Plusieurs études ont déjà mis en évidence des différences de sensibilité entre les espèces en fonction des longueurs d'onde émises et de la nature de l'éclairage (lampe à sodium basse pression ou à vapeur de mercure), ce qui permet d'adapter les moyens de lutte contre la pollution lumineuse. Mais en 2012, une étude australienne publiée dans la revue Marine and freshwater behaviour and physiology a révélé qu'il existait aussi des différences intraspécifiques : au lieu de fuir les longueurs d'onde correspondant au jaune comme leurs consours de Floride, les tortues caouannes australiennes sont au contraire attirées par cette couleur.

LES PASSEREAUX, MALADES DES CIGARETTES

Certaines espèces d'oiseaux utilisent pour la confection de leurs nids des herbes aux qualités antiseptiques, insecticides ou fongicides, notamment du genre Nicotiana, dont fait partie la plante de tabac commun.

Pour s'approvisionner en ville, deux passereaux communs, le moineau domestique et le roselin du Mexique, auraient trouvé une solution alternative : les mégots de cigarettes.

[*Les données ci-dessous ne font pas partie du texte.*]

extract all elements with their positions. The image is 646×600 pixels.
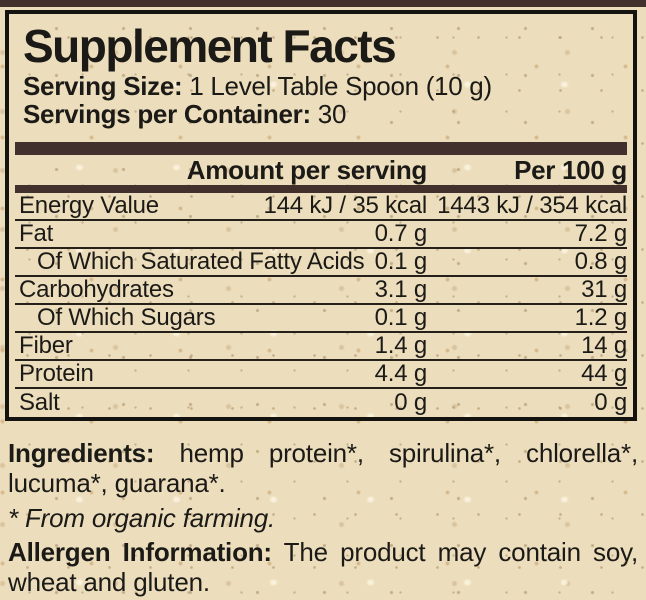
nutrient-name: Of Which Saturated Fatty Acids bbox=[37, 248, 365, 275]
header-bottom-bar bbox=[15, 185, 627, 193]
ingredients-paragraph: Ingredients: hemp protein*, spirulina*, … bbox=[8, 438, 638, 498]
nutrient-per-100g: 1.2 g bbox=[574, 304, 628, 331]
nutrient-per-100g: 7.2 g bbox=[574, 220, 628, 247]
nutrient-name: Protein bbox=[19, 360, 94, 387]
servings-label: Servings per Container: bbox=[23, 99, 311, 129]
table-row-fiber: Fiber 1.4 g 14 g bbox=[15, 333, 627, 361]
nutrient-amount: 1.4 g bbox=[374, 332, 428, 359]
ingredients-value: hemp protein*, spirulina*, chlorella*, l… bbox=[8, 438, 638, 498]
table-row-energy-value: Energy Value 144 kJ / 35 kcal 1443 kJ / … bbox=[15, 193, 627, 221]
allergen-label: Allergen Information: bbox=[8, 537, 272, 567]
organic-farming-note: * From organic farming. bbox=[8, 503, 276, 533]
table-header-row: Amount per serving Per 100 g bbox=[15, 154, 628, 185]
nutrient-amount: 0.1 g bbox=[374, 304, 428, 331]
nutrient-name: Fat bbox=[19, 220, 54, 247]
nutrient-per-100g: 0 g bbox=[594, 389, 627, 416]
nutrient-per-100g: 1443 kJ / 354 kcal bbox=[437, 192, 627, 219]
nutrient-per-100g: 44 g bbox=[581, 360, 627, 387]
nutrient-name: Salt bbox=[19, 389, 60, 416]
nutrient-amount: 0.1 g bbox=[374, 248, 428, 275]
serving-size-label: Serving Size: bbox=[23, 71, 183, 101]
nutrient-name: Of Which Sugars bbox=[37, 304, 216, 331]
nutrient-amount: 0 g bbox=[394, 389, 427, 416]
nutrient-amount: 4.4 g bbox=[374, 360, 428, 387]
allergen-paragraph: Allergen Information: The product may co… bbox=[8, 537, 638, 597]
top-edge-strip bbox=[0, 0, 646, 7]
nutrient-amount: 3.1 g bbox=[374, 276, 428, 303]
nutrient-name: Carbohydrates bbox=[19, 276, 174, 303]
nutrient-per-100g: 31 g bbox=[581, 276, 627, 303]
table-row-protein: Protein 4.4 g 44 g bbox=[15, 361, 627, 389]
column-header-amount-per-serving: Amount per serving bbox=[186, 154, 428, 185]
ingredients-label: Ingredients: bbox=[8, 438, 155, 468]
nutrient-per-100g: 14 g bbox=[581, 332, 627, 359]
nutrient-amount: 0.7 g bbox=[374, 220, 428, 247]
nutrient-name: Energy Value bbox=[19, 192, 159, 219]
supplement-facts-panel: Supplement Facts Serving Size: 1 Level T… bbox=[5, 10, 637, 421]
nutrient-name: Fiber bbox=[19, 332, 73, 359]
serving-size-value: 1 Level Table Spoon (10 g) bbox=[189, 71, 492, 101]
allergen-value: The product may contain soy, wheat and g… bbox=[8, 537, 639, 597]
servings-per-container-line: Servings per Container: 30 bbox=[23, 100, 627, 128]
nutrient-per-100g: 0.8 g bbox=[574, 248, 628, 275]
table-row-saturated-fatty-acids: Of Which Saturated Fatty Acids 0.1 g 0.8… bbox=[15, 249, 627, 277]
header-top-bar bbox=[15, 142, 627, 155]
table-row-salt: Salt 0 g 0 g bbox=[15, 389, 627, 417]
serving-size-line: Serving Size: 1 Level Table Spoon (10 g) bbox=[23, 72, 627, 100]
panel-title: Supplement Facts bbox=[23, 20, 397, 72]
table-row-fat: Fat 0.7 g 7.2 g bbox=[15, 221, 627, 249]
column-header-per-100g: Per 100 g bbox=[514, 154, 627, 185]
nutrient-amount: 144 kJ / 35 kcal bbox=[263, 192, 427, 219]
servings-value: 30 bbox=[317, 99, 347, 129]
table-row-carbohydrates: Carbohydrates 3.1 g 31 g bbox=[15, 277, 627, 305]
table-row-sugars: Of Which Sugars 0.1 g 1.2 g bbox=[15, 305, 627, 333]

C'est ce qu'a démontré une équipe mexicaine dont les résultats ont été publiés dans Biology Letters fin 2012.
Les chercheurs ont relevé la présence d'acétate de cellulose, provenant de filtres de cigarettes, dans les nids de ces espèces. Puis, au moyen de pièges à parasites, ils ont constaté que les mégots étaient deux fois plus efficaces que les filtres non fumés pour éloigner mites et acariens. Ces oiseaux pourraient avoir adapté leur arsenal de lutte contre les parasites en fonction de la disponibilité de ces nouvelles ressources. Reste à prouver qu'ils collectent les mégots intentionnellement... Et que les effets positifs recherchés ne sont pas contrebalancés par des effets nocifs sur leur santé.